Die Idee für die Erfindung entstand 2018, als Victor Dewulf im Rahmen seines Studiengangs Umwelttechnik am Imperial College London ein Recyclingunternehmen besuchte. Dewulf, der in Etterbeek aufgewachsen ist, aber seit geraumer Zeit im Vereinigten Königreich lebt und studiert, ist beeindruckt von der Arbeitsintensität der Müllsortierung. Zusammen mit seinem Freund und Kommilitonen Peter Hedley beschließt er, eine Diplomarbeit über die Automatisierung der Mülltrennung zu schreiben. Fazit: Computer sollten das Verfahren effizienter machen. 

Von der Garage zum Start-up

2019 darf Dewulf im Garten seiner Eltern ein Förderband aufstellen, dass er für 40 Euro bei eBay gekauft hat. Zusammen mit seinen Neffen sammelt er Haushaltsabfälle und scannt sie auf dem Förderband. 

Mit diesen Scans setzt sich Dewulf mit seinem Ex-Kommilitonen Perter Hedley zusammen, ebenfalls Computertechniker. Die beiden entwickeln zwei Systeme: einen Algorithmus, der mit Hilfe von künstlicher Intelligenz zwischen Abfällen unterscheiden kann, und einen Roboterarm, der die Abfälle mit hoher Geschwindigkeit in sechs verschiedene Kategorien sortiert.

Dewulf und Hedley haben das Start-up Recycleye gegründet und werden bis 2020 etwas mehr als eine Million Euro aufbringen. Gemeinsam mit u. a. Microsoft und dem Computerhardware-Entwickler Nvidia arbeiten sie an der Entwicklung ihres Robotersortierarms. Das System wird bis Ende des Jahres betriebsbereit sein. 

Wachstum in Windeseile

Heute geht es Recycleye sehr gut. Kaum drei Jahre nach der Gründung gibt es Kooperationen in Frankreich, England und Italien, unter anderem mit Abfallriesen wie Re-Gen, Biffa und Veolia. Siebzehn KI-Systeme wurden bereits entwickelt und fünf Roboterarme sind heute einsatzbereit. 

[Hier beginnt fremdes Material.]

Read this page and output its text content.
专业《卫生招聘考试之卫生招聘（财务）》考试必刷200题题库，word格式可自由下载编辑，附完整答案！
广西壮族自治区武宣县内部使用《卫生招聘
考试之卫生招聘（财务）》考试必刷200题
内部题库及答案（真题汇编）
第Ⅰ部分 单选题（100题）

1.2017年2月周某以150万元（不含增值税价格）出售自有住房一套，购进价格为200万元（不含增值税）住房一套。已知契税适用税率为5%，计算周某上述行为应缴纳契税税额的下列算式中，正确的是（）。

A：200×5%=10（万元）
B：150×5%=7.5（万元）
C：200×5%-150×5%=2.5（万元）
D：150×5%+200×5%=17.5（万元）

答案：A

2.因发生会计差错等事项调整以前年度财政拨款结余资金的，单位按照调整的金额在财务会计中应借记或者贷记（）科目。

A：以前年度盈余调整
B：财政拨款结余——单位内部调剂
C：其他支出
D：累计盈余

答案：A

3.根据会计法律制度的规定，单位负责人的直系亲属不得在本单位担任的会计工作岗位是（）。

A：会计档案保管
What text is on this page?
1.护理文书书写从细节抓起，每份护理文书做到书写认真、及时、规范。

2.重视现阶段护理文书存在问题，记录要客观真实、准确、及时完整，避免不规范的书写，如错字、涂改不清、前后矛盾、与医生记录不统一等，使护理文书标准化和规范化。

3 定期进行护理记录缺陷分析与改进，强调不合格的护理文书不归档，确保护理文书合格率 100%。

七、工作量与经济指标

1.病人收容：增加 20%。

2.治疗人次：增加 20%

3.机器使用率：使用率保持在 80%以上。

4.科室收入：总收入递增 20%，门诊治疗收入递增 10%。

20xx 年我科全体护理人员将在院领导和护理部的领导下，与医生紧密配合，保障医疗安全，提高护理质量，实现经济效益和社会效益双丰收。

Dewulf und Hedley haben sich zum Ziel gesetzt, mit ihrer Erfindung die Kosten für das Recycling zu senken. Jedes Jahr erzeugt die Menschheit etwa zwei Milliarden Tonnen Haushaltsabfälle. Ein großer Teil davon wird deponiert oder verbrannt, oft mit erheblichen Auswirkungen auf die Umwelt und das Klima. Ein Beispiel: In Belgien werden derzeit nur etwa 60 Prozent der Haushaltsabfälle recycelt. 

Um diesen Prozentsatz zu erhöhen, ist jedoch der Prozess der Abfallsortierung entscheidend, bei dem Kunststoffe und andere wertvolle Abfälle vom Rest getrennt werden. Gegenwärtig wird dies noch häufig von Hand erledigt, aber das ist nicht nur teuer, sondern auch eine sehr ungesunde Arbeit, für die es schwierig ist, Personal zu finden. Der Roboterarm von Dewulf und Hedley soll in Zukunft eine Lösung für dieses Problem bieten.